Cette loi s’inscrit dans la continuité des plans « Hôpitaux 2007/2012 » et de la tarification à l’Acte (T2A) : au prétexte d’une rationalisation des dépenses du système de santé français, et d’un retour à l’équilibre budgétaire, elle permet un nouvel accroissement de l’intervention du privé dans des missions de service public, au détriment des malades les plus précaires et les plus pauvres.
L’hôpital public, quant à lui, est voué à des « restructurations », qui se traduisent par des fermetures ou des réductions des services les moins rentables, notamment ceux prenant en charge des pathologies lourdes, complexes ou évolutives, nécessitant un suivi médical.

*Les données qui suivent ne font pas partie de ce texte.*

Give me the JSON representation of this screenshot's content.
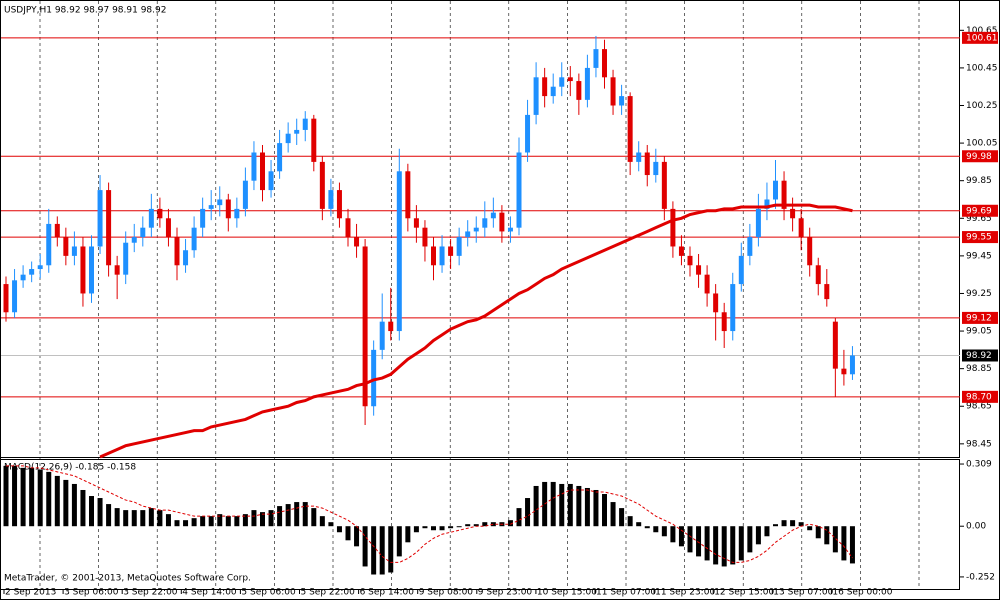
{
  "chart_data": {
    "type": "candlestick",
    "title": "USDJPY,H1 98.92 98.97 98.91 98.92",
    "indicator_title": "MACD(12,26,9) -0.185 -0.158",
    "footer": "MetaTrader, © 2001-2013, MetaQuotes Software Corp.",
    "categories": [
      "2 Sep 2013",
      "3 Sep 06:00",
      "3 Sep 22:00",
      "4 Sep 14:00",
      "5 Sep 06:00",
      "5 Sep 22:00",
      "6 Sep 14:00",
      "9 Sep 08:00",
      "9 Sep 23:00",
      "10 Sep 15:00",
      "11 Sep 07:00",
      "11 Sep 23:00",
      "12 Sep 15:00",
      "13 Sep 07:00",
      "16 Sep 00:00"
    ],
    "up_color": "#1e90ff",
    "down_color": "#e00000",
    "ma_color": "#e00000",
    "level_color": "#e00000",
    "ylim": [
      98.38,
      100.79
    ],
    "yticks": [
      100.65,
      100.45,
      100.25,
      100.05,
      99.85,
      99.65,
      99.45,
      99.25,
      99.05,
      98.85,
      98.65,
      98.45
    ],
    "levels": [
      100.61,
      99.98,
      99.69,
      99.55,
      99.12,
      {
        "value": 98.7,
        "label": "98.70"
      }
    ],
    "current_price": 98.92,
    "candles": [
      [
        99.3,
        99.34,
        99.1,
        99.15
      ],
      [
        99.15,
        99.38,
        99.12,
        99.32
      ],
      [
        99.32,
        99.4,
        99.28,
        99.35
      ],
      [
        99.35,
        99.42,
        99.31,
        99.38
      ],
      [
        99.38,
        99.46,
        99.33,
        99.4
      ],
      [
        99.4,
        99.7,
        99.36,
        99.62
      ],
      [
        99.62,
        99.66,
        99.5,
        99.55
      ],
      [
        99.55,
        99.6,
        99.4,
        99.45
      ],
      [
        99.45,
        99.58,
        99.4,
        99.5
      ],
      [
        99.5,
        99.55,
        99.18,
        99.25
      ],
      [
        99.25,
        99.56,
        99.2,
        99.5
      ],
      [
        99.5,
        99.88,
        99.46,
        99.8
      ],
      [
        99.8,
        99.84,
        99.34,
        99.4
      ],
      [
        99.4,
        99.45,
        99.22,
        99.35
      ],
      [
        99.35,
        99.58,
        99.3,
        99.52
      ],
      [
        99.52,
        99.62,
        99.47,
        99.55
      ],
      [
        99.55,
        99.66,
        99.5,
        99.6
      ],
      [
        99.6,
        99.78,
        99.55,
        99.7
      ],
      [
        99.7,
        99.76,
        99.6,
        99.65
      ],
      [
        99.65,
        99.7,
        99.5,
        99.55
      ],
      [
        99.55,
        99.6,
        99.32,
        99.4
      ],
      [
        99.4,
        99.54,
        99.36,
        99.48
      ],
      [
        99.48,
        99.66,
        99.44,
        99.6
      ],
      [
        99.6,
        99.76,
        99.55,
        99.7
      ],
      [
        99.7,
        99.8,
        99.64,
        99.72
      ],
      [
        99.72,
        99.82,
        99.66,
        99.75
      ],
      [
        99.75,
        99.78,
        99.58,
        99.65
      ],
      [
        99.65,
        99.76,
        99.6,
        99.7
      ],
      [
        99.7,
        99.92,
        99.66,
        99.85
      ],
      [
        99.85,
        100.06,
        99.8,
        100.0
      ],
      [
        100.0,
        100.04,
        99.74,
        99.8
      ],
      [
        99.8,
        99.96,
        99.76,
        99.9
      ],
      [
        99.9,
        100.12,
        99.86,
        100.05
      ],
      [
        100.05,
        100.16,
        100.0,
        100.1
      ],
      [
        100.1,
        100.18,
        100.04,
        100.12
      ],
      [
        100.12,
        100.22,
        100.06,
        100.18
      ],
      [
        100.18,
        100.2,
        99.9,
        99.95
      ],
      [
        99.95,
        99.98,
        99.64,
        99.7
      ],
      [
        99.7,
        99.86,
        99.66,
        99.8
      ],
      [
        99.8,
        99.84,
        99.6,
        99.65
      ],
      [
        99.65,
        99.7,
        99.5,
        99.55
      ],
      [
        99.55,
        99.62,
        99.44,
        99.5
      ],
      [
        99.5,
        99.54,
        98.55,
        98.65
      ],
      [
        98.65,
        99.0,
        98.6,
        98.95
      ],
      [
        98.95,
        99.25,
        98.9,
        99.1
      ],
      [
        99.1,
        99.28,
        99.0,
        99.05
      ],
      [
        99.05,
        100.02,
        99.0,
        99.9
      ],
      [
        99.9,
        99.94,
        99.58,
        99.65
      ],
      [
        99.65,
        99.72,
        99.52,
        99.6
      ],
      [
        99.6,
        99.64,
        99.42,
        99.5
      ],
      [
        99.5,
        99.55,
        99.32,
        99.4
      ],
      [
        99.4,
        99.56,
        99.36,
        99.5
      ],
      [
        99.5,
        99.54,
        99.38,
        99.45
      ],
      [
        99.45,
        99.6,
        99.4,
        99.55
      ],
      [
        99.55,
        99.64,
        99.5,
        99.58
      ],
      [
        99.58,
        99.66,
        99.52,
        99.6
      ],
      [
        99.6,
        99.74,
        99.55,
        99.65
      ],
      [
        99.65,
        99.76,
        99.6,
        99.68
      ],
      [
        99.68,
        99.72,
        99.52,
        99.58
      ],
      [
        99.58,
        99.66,
        99.52,
        99.6
      ],
      [
        99.6,
        100.08,
        99.56,
        100.0
      ],
      [
        100.0,
        100.28,
        99.95,
        100.2
      ],
      [
        100.2,
        100.48,
        100.15,
        100.4
      ],
      [
        100.4,
        100.45,
        100.24,
        100.3
      ],
      [
        100.3,
        100.42,
        100.26,
        100.35
      ],
      [
        100.35,
        100.48,
        100.3,
        100.4
      ],
      [
        100.4,
        100.46,
        100.3,
        100.38
      ],
      [
        100.38,
        100.42,
        100.2,
        100.28
      ],
      [
        100.28,
        100.52,
        100.24,
        100.45
      ],
      [
        100.45,
        100.62,
        100.4,
        100.55
      ],
      [
        100.55,
        100.6,
        100.34,
        100.4
      ],
      [
        100.4,
        100.44,
        100.2,
        100.25
      ],
      [
        100.25,
        100.36,
        100.2,
        100.3
      ],
      [
        100.3,
        100.32,
        99.88,
        99.95
      ],
      [
        99.95,
        100.06,
        99.9,
        100.0
      ],
      [
        100.0,
        100.04,
        99.82,
        99.88
      ],
      [
        99.88,
        100.02,
        99.84,
        99.95
      ],
      [
        99.95,
        99.98,
        99.64,
        99.7
      ],
      [
        99.7,
        99.74,
        99.44,
        99.5
      ],
      [
        99.5,
        99.56,
        99.4,
        99.45
      ],
      [
        99.45,
        99.5,
        99.34,
        99.4
      ],
      [
        99.4,
        99.46,
        99.28,
        99.35
      ],
      [
        99.35,
        99.4,
        99.18,
        99.25
      ],
      [
        99.25,
        99.3,
        99.0,
        99.15
      ],
      [
        99.15,
        99.2,
        98.96,
        99.05
      ],
      [
        99.05,
        99.36,
        99.0,
        99.3
      ],
      [
        99.3,
        99.52,
        99.26,
        99.45
      ],
      [
        99.45,
        99.62,
        99.4,
        99.55
      ],
      [
        99.55,
        99.78,
        99.5,
        99.7
      ],
      [
        99.7,
        99.84,
        99.64,
        99.75
      ],
      [
        99.75,
        99.96,
        99.7,
        99.85
      ],
      [
        99.85,
        99.9,
        99.64,
        99.7
      ],
      [
        99.7,
        99.76,
        99.58,
        99.65
      ],
      [
        99.65,
        99.7,
        99.48,
        99.55
      ],
      [
        99.55,
        99.6,
        99.34,
        99.4
      ],
      [
        99.4,
        99.44,
        99.24,
        99.3
      ],
      [
        99.3,
        99.38,
        99.18,
        99.22
      ],
      [
        99.1,
        99.12,
        98.7,
        98.85
      ],
      [
        98.85,
        98.95,
        98.76,
        98.82
      ],
      [
        98.82,
        98.97,
        98.79,
        98.92
      ]
    ],
    "ma": [
      null,
      null,
      null,
      null,
      null,
      null,
      null,
      null,
      null,
      null,
      null,
      98.38,
      98.4,
      98.42,
      98.44,
      98.45,
      98.46,
      98.47,
      98.48,
      98.49,
      98.5,
      98.51,
      98.52,
      98.52,
      98.54,
      98.55,
      98.56,
      98.57,
      98.58,
      98.6,
      98.62,
      98.63,
      98.64,
      98.65,
      98.67,
      98.68,
      98.7,
      98.71,
      98.72,
      98.73,
      98.74,
      98.76,
      98.77,
      98.79,
      98.8,
      98.82,
      98.86,
      98.9,
      98.93,
      98.96,
      99.0,
      99.03,
      99.06,
      99.08,
      99.1,
      99.11,
      99.13,
      99.16,
      99.19,
      99.22,
      99.25,
      99.27,
      99.3,
      99.33,
      99.35,
      99.38,
      99.4,
      99.42,
      99.44,
      99.46,
      99.48,
      99.5,
      99.52,
      99.54,
      99.56,
      99.58,
      99.6,
      99.62,
      99.64,
      99.65,
      99.67,
      99.68,
      99.69,
      99.69,
      99.7,
      99.7,
      99.71,
      99.71,
      99.71,
      99.71,
      99.72,
      99.72,
      99.72,
      99.72,
      99.72,
      99.71,
      99.71,
      99.71,
      99.7,
      99.69
    ],
    "macd_ylim": [
      -0.317,
      0.334
    ],
    "macd_yticks": [
      0.309,
      {
        "value": 0,
        "label": "0.00"
      },
      -0.252
    ],
    "macd_signal_color": "#e00000",
    "macd_hist": [
      0.3,
      0.3,
      0.29,
      0.29,
      0.28,
      0.27,
      0.25,
      0.23,
      0.21,
      0.18,
      0.15,
      0.14,
      0.11,
      0.09,
      0.08,
      0.08,
      0.08,
      0.09,
      0.08,
      0.06,
      0.03,
      0.03,
      0.04,
      0.05,
      0.05,
      0.06,
      0.05,
      0.05,
      0.06,
      0.08,
      0.07,
      0.08,
      0.1,
      0.11,
      0.12,
      0.12,
      0.09,
      0.05,
      0.02,
      -0.03,
      -0.07,
      -0.1,
      -0.2,
      -0.24,
      -0.24,
      -0.23,
      -0.15,
      -0.08,
      -0.03,
      -0.01,
      -0.02,
      -0.02,
      -0.01,
      0.0,
      0.01,
      0.01,
      0.02,
      0.02,
      0.02,
      0.03,
      0.09,
      0.14,
      0.2,
      0.22,
      0.22,
      0.21,
      0.21,
      0.2,
      0.19,
      0.18,
      0.16,
      0.12,
      0.09,
      0.05,
      0.02,
      -0.01,
      -0.03,
      -0.05,
      -0.08,
      -0.1,
      -0.13,
      -0.15,
      -0.17,
      -0.19,
      -0.2,
      -0.19,
      -0.17,
      -0.13,
      -0.09,
      -0.05,
      0.01,
      0.03,
      0.03,
      0.02,
      -0.02,
      -0.06,
      -0.09,
      -0.13,
      -0.17,
      -0.185
    ],
    "macd_signal": [
      0.3,
      0.3,
      0.3,
      0.29,
      0.29,
      0.28,
      0.27,
      0.26,
      0.25,
      0.23,
      0.21,
      0.19,
      0.17,
      0.15,
      0.13,
      0.12,
      0.1,
      0.09,
      0.08,
      0.08,
      0.07,
      0.06,
      0.05,
      0.05,
      0.05,
      0.05,
      0.05,
      0.05,
      0.05,
      0.05,
      0.06,
      0.06,
      0.07,
      0.08,
      0.09,
      0.1,
      0.1,
      0.09,
      0.07,
      0.05,
      0.03,
      0.0,
      -0.05,
      -0.1,
      -0.15,
      -0.18,
      -0.18,
      -0.16,
      -0.13,
      -0.09,
      -0.06,
      -0.04,
      -0.03,
      -0.02,
      -0.01,
      0.0,
      0.0,
      0.01,
      0.01,
      0.01,
      0.03,
      0.05,
      0.08,
      0.11,
      0.14,
      0.16,
      0.18,
      0.18,
      0.18,
      0.17,
      0.17,
      0.16,
      0.15,
      0.13,
      0.11,
      0.08,
      0.05,
      0.03,
      0.01,
      -0.02,
      -0.05,
      -0.08,
      -0.11,
      -0.14,
      -0.16,
      -0.18,
      -0.18,
      -0.17,
      -0.15,
      -0.12,
      -0.08,
      -0.05,
      -0.02,
      0.0,
      0.01,
      0.0,
      -0.02,
      -0.06,
      -0.1,
      -0.158
    ]
  }
}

Par la création de « groupements de coopération sanitaire », incluant des structures privées bénéficiant de fonds publics, la loi HPST encourage encore le transfert des actes les plus rémunérateurs vers le privé, privant l’hôpital public de revenus, et en réduisant par ailleurs les moyens.
Alors que le nombre de malades du sida augmente chaque année en France, Roselyne Bachelot Narquin a instauré une dégradation de la qualité de la prise en charge VIH par une réduction des services et personnels dédiés.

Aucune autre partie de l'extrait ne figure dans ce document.